Het bevoegd gezag kan bij omgevingsvergunning afwijken van de regels van dit bestemmingsplan, voor wat betreft:

  • a. de bij recht in de regels gegeven maten, afmetingen, percentages tot niet meer dan 10% van die maten, afmetingen en percentages. Deze afwijking is niet van toepassing op de inhoud, bouw- en goothoogte van woningen, bedrijfswoningen en recreatiewoningen en in die gevallen waarin binnen hoofdstuk 2 van deze regels reeds een omgevingsvergunning voor afwijken is verleend;
  • b. de bestemmingsregels en toestaan dat bestemmingsgrenzen worden overschreden, indien een meetverschil daartoe aanleiding geeft;
  • c. de bestemmingsregels en toestaan dat openbare nutsgebouwtjes, waaronder wachthuisjes ten behoeve van het openbaar vervoer, telefooncellen, gebouwtjes ten behoeve van de bediening van kunstwerken, toiletgebouwtjes, en naar aard daarmee gelijk te stellen gebouwtjes worden gebouwd, mits:
    • 1. de oppervlakte per gebouwtje niet meer dan 20 m² zal bedragen;
    • 2. de bouwhoogte niet meer dan 3,5 m zal bedragen;
  • d. de bestemmingsregels ten aanzien van de bouwhoogte van bouwwerken, geen gebouwen zijnde, en toestaan dat de bouwhoogte van bouwwerken, geen gebouwen zijnde, wordt vergroot ten behoeve van kunstwerken, geen gebouwen zijnde, tot maximaal 20 m;
  • e. de onder a. tot en met d. genoemde afwijkingen kunnen uitsluitend verleend worden mits geen onevenredige aantasting plaatsvindt van:
    • 1. een samenhangend straat- en bebouwingsbeeld;
    • 2. de verkeersveiligheid;
    • 3. de sociale veiligheid;
    • 4. de milieusituatie; en
    • 5. de gebruiksmogelijkheden van de aangrenzende gronden.

Artikel 11 Overige regels

11.1 Wettelijke regelingen

Indien en voor zover in deze regels wordt verwezen naar andere wettelijke regelingen, dienen deze regelingen te worden gelezen, zoals deze luidden op het tijdstip van inwerkingtreding van het bestemmingsplan.

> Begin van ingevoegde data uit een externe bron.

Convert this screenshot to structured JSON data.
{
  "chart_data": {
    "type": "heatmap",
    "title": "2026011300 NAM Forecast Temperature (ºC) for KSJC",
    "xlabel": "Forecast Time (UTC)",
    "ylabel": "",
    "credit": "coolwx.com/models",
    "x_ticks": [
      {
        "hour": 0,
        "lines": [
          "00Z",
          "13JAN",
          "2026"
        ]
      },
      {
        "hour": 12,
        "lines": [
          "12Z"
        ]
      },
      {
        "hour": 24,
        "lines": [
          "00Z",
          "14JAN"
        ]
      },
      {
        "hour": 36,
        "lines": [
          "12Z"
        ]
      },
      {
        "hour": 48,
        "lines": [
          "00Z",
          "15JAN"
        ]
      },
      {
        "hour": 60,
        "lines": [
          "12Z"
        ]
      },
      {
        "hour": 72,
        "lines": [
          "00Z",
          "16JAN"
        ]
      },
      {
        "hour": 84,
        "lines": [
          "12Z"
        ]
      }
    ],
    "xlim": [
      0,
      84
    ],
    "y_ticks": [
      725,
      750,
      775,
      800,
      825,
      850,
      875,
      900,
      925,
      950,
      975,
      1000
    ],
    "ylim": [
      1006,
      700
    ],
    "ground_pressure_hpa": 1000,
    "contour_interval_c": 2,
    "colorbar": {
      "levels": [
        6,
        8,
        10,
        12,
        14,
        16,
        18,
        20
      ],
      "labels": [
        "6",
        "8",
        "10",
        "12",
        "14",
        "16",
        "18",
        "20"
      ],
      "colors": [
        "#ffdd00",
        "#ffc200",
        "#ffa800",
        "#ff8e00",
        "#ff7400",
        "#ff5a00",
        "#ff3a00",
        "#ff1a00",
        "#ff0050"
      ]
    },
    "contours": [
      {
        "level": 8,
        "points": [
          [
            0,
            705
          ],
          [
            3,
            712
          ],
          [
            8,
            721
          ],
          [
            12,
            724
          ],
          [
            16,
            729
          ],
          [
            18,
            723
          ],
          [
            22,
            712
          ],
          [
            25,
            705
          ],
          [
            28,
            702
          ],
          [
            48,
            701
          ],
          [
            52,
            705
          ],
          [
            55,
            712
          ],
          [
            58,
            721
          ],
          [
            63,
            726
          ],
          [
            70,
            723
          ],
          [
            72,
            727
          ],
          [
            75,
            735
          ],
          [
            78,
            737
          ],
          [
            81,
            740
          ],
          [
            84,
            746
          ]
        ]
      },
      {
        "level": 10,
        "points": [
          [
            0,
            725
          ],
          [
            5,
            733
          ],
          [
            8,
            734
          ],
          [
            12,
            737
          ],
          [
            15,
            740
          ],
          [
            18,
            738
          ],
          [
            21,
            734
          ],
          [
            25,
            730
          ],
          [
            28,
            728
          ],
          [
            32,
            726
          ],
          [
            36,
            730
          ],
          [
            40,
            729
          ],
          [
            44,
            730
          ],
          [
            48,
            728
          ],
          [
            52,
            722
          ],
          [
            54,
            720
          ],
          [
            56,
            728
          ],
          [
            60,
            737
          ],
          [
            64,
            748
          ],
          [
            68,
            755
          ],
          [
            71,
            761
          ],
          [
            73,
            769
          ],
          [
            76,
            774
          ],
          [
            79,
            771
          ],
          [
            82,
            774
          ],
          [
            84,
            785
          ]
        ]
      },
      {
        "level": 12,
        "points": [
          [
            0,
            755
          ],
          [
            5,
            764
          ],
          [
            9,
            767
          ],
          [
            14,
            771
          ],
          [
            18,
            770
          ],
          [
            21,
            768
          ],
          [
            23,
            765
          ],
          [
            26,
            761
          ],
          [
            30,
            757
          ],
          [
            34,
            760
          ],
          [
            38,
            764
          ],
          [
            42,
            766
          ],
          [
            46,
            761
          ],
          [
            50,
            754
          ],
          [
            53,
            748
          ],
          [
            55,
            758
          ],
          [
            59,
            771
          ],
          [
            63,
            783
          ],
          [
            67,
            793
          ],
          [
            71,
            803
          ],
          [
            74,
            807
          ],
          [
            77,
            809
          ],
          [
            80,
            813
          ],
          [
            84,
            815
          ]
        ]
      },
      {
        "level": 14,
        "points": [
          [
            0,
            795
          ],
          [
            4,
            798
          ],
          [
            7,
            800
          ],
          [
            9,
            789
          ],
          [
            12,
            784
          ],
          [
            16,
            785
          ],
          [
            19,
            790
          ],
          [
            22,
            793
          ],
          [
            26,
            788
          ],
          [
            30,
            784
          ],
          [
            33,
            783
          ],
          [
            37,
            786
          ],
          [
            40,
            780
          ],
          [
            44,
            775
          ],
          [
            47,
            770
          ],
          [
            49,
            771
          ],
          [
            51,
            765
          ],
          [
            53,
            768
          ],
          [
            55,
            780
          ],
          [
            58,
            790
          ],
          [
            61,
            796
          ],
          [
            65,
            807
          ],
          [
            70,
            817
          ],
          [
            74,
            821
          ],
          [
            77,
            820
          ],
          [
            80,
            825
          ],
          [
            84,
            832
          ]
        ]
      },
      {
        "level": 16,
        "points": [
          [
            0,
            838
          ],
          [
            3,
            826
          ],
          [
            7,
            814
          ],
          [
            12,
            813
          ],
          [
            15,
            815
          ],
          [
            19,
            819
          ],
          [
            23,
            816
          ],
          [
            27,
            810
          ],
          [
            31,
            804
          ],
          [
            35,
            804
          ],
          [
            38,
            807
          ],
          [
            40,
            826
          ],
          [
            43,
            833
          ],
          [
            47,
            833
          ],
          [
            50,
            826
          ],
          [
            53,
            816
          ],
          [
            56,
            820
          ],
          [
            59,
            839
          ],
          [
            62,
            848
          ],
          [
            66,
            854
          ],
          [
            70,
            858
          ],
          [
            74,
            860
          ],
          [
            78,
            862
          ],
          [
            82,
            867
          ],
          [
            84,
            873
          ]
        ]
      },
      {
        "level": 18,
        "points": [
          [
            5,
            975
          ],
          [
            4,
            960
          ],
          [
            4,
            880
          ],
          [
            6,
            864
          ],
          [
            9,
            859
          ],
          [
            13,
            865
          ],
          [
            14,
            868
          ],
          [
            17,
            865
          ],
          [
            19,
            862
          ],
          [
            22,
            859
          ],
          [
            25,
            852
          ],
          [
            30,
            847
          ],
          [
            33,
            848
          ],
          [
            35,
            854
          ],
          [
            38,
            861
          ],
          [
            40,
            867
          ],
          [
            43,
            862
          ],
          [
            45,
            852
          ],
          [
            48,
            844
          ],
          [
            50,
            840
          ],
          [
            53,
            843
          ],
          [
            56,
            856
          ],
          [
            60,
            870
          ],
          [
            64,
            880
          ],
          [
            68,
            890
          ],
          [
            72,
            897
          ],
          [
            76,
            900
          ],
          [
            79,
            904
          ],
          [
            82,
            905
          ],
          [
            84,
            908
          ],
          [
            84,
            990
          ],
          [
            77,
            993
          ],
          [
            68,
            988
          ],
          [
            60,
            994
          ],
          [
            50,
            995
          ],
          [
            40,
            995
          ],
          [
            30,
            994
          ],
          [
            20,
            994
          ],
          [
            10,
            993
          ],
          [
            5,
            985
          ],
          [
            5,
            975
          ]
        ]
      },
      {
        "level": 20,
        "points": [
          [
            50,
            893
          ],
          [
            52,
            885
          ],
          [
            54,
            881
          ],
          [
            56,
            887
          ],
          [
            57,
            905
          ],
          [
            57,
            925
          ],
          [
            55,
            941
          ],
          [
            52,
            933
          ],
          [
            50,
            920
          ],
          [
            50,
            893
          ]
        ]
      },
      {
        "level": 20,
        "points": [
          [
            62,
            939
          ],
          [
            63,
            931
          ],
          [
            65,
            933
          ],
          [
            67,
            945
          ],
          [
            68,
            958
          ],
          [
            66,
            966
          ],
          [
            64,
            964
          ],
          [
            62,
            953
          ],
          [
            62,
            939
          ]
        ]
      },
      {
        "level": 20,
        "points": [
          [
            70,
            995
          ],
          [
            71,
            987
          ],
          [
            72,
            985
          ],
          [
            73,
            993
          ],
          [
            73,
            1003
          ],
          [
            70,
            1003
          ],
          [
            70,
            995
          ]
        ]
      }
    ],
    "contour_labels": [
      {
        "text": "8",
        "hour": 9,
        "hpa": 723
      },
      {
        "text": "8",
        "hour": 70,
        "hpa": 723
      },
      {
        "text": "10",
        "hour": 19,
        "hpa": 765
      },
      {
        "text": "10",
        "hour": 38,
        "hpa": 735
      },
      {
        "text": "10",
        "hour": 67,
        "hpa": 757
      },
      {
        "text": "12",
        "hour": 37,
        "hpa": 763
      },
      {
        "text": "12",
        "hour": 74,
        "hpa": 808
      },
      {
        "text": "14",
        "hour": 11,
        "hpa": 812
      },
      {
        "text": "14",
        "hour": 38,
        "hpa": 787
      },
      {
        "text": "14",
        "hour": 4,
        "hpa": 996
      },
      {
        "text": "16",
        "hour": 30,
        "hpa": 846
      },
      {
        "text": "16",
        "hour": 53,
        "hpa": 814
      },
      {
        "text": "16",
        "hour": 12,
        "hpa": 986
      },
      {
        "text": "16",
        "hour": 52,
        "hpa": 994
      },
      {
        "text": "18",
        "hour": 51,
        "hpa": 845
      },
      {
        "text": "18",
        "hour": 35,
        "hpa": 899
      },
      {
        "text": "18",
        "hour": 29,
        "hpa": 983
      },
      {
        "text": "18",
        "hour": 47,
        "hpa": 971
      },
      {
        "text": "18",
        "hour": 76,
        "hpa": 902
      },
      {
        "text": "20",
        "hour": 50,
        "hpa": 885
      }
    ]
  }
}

11.2 Gemeentelijke regelingen

Indien en voor zover in deze planregels of op de verbeelding wordt verwezen naar gemeentelijke regelingen, dienen deze regelingen te worden gelezen, zoals deze luidden op het tijdstip van inwerkingtreding van het bestemmingsplan.

Hoofdstuk 4 Overgangs- en slotregels

Artikel 12 Overgangsrecht

12.1 Overgangsrecht bouwwerken
  • 1. Een bouwwerk dat op het tijdstip van inwerkingtreding van het bestemmingsplan aanwezig of in uitvoering is, dan wel kan worden gebouwd krachtens een omgevingsvergunning voor het bouwen, en afwijkt van het plan, mag, mits deze afwijking naar aard en omvang niet wordt vergroot,
    • a. gedeeltelijk worden vernieuwd of veranderd;
    • b. na het teniet gaan ten gevolge van een calamiteit geheel worden vernieuwd of veranderd, mits de aanvraag van de omgevingsvergunning voor het bouwen wordt gedaan binnen twee jaar na de dag waarop het bouwwerk is teniet gegaan.
  • 2. Het bevoegd gezag kan eenmalig in afwijking van het eerste lid een omgevingsvergunning verlenen voor het vergroten van de inhoud van een bouwwerk als bedoeld in het eerste lid met maximaal 10%.
  • 3. Het eerste lid is niet van toepassing op bouwwerken die weliswaar bestaan op het tijdstip van inwerkingtreding van het plan, maar zijn gebouwd zonder vergunning en in strijd met het daarvoor geldende plan, daaronder begrepen de overgangsbepaling van dat plan.

12.2 Overgangsrecht gebruik
  • 1. Het gebruik van grond en bouwwerken dat bestond op het tijdstip van inwerkingtreding van het bestemmingsplan en hiermee in strijd is, mag worden voortgezet.
  • 2. Het is verboden het met het bestemmingsplan strijdige gebruik, bedoeld in het eerste lid, te veranderen of te laten veranderen in een ander met dat plan strijdig gebruik, tenzij door deze verandering de afwijking naar aard en omvang wordt verkleind.
  • 3. Indien het gebruik, bedoeld in het eerste lid, na het tijdstip van inwerkingtreding van het plan voor een periode langer dan een jaar wordt onderbroken, is het verboden dit gebruik daarna te hervatten of te laten hervatten.
  • 4. Het eerste lid is niet van toepassing op het gebruik dat reeds in strijd was met het voorheen geldende bestemmingsplan, daaronder begrepen de overgangsbepalingen van dat plan.

Artikel 13 Slotregel

Deze regels kunnen worden aangehaald als:


Regels van het bestemmingsplan 'Baverdestraat en omgeving'.